By: St. Clair Sazam Hull
(CHARLESTOWN NEVIS)-The Ministry of Health in collaboration with the University of Virginia conducted a press conference on the morning of May 28, 2013 at the Administration Building, Charlestown. This was to highlight children suffering from asthma.
Permanent Secretary, in the Ministry of Health Mrs. Nicole Slack-Liburd chaired the event and gave the opening remarks. She noted that it was indeed a pleasure, for her department to collaborate with the University of Virginia in an effort to bring awareness of asthma to the citizens of Nevis. Mrs. Slack-Liburd indicated that particular concern was for children who suffer from the disease.
Mrs. Slack Liburd indicated that a survey would be carried out from Tuesday, May 27, 2013 and is scheduled to conclude on Friday, May 31, 2013 to determine the prevalence of asthma on the island. She was of the view that children with asthma could lead a normal life, once certain precautions are taken, with things such as second hand smoke.
Dr. Genita Richardson, a health educator at the University of Virginia gave some brief remarks. She thanked the Ministry for its invitation, and stated that asthma is a global problem that should be tackled by all concerned. Asthma, she said, is an experience of unpleasantness especially for children. She appealed to those with the diagnosis to come forward and seek help.
Dr. Richardson pointed out that it is extremely painful for parents to watch their children in pain or suffering from asthma and not knowing how to help them feel better. Asthma, she claimed, is a difficult condition for most adults and for children it is even worse because they may not even know how to help themselves. She said that parents whose children suffer from asthma need to educate themselves as much as they can about the condition. Once the parents understand in detail what they are dealing with they are in a better position to explain to the children the condition that asthma entails.

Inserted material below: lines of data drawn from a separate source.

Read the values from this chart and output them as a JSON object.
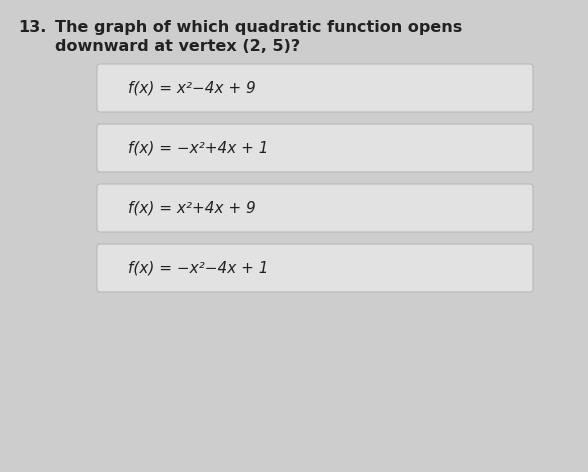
{
  "question_number": "13.",
  "question_line1": "The graph of which quadratic function opens",
  "question_line2": "downward at vertex (2, 5)?",
  "options": [
    "f(x) = x²−4x + 9",
    "f(x) = −x²+4x + 1",
    "f(x) = x²+4x + 9",
    "f(x) = −x²−4x + 1"
  ],
  "bg_color": "#cdcdcd",
  "box_color": "#e2e2e2",
  "box_edge_color": "#b8b8b8",
  "question_fontsize": 11.5,
  "option_fontsize": 11,
  "text_color": "#222222"
}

Ms. Seleena Moore, a student who currently attends the University also gave some remarks. She stated that it is very important to focus on the health of children and the world at large. The paradox of asthma is that although our understanding of its physiological features and the therapies available for treating the disease have increased significantly over the past two decades, the prevalence of asthma and the health care use associated with it, and the disruptions it causes to family and community life have not decreased substantially.
Ms. Moore noted that the facts suggest a need for interventions that would enable individuals, families and communities to manage asthma and its consequences effectively.
Medical Officer of Public Health, Nevis Dr. Judy Nisbett also spoke briefly at the conference. Dr. Nisbett stated that asthma has a genetic origin that one is born with and is passed down from generation to generation. She indicated that each type of asthma is unique and if one has asthma it is very imperative to keep track of the factors or triggers. With the tracking of these factors and triggers, one may be able to determine what provoke asthmatic episodes.
Dr. Nisbett pointed out that during normal breathing; the airways to the lungs are fully opened, allowing air to move in and out freely. People with asthma have inflamed super-sensitive airways. Their triggers cause the changes in the airway, which in turn causes asthmatic symptoms. Dr. Nisbett concluded that sometimes a child might just be coughing, but that is also a sign of being asthmatic.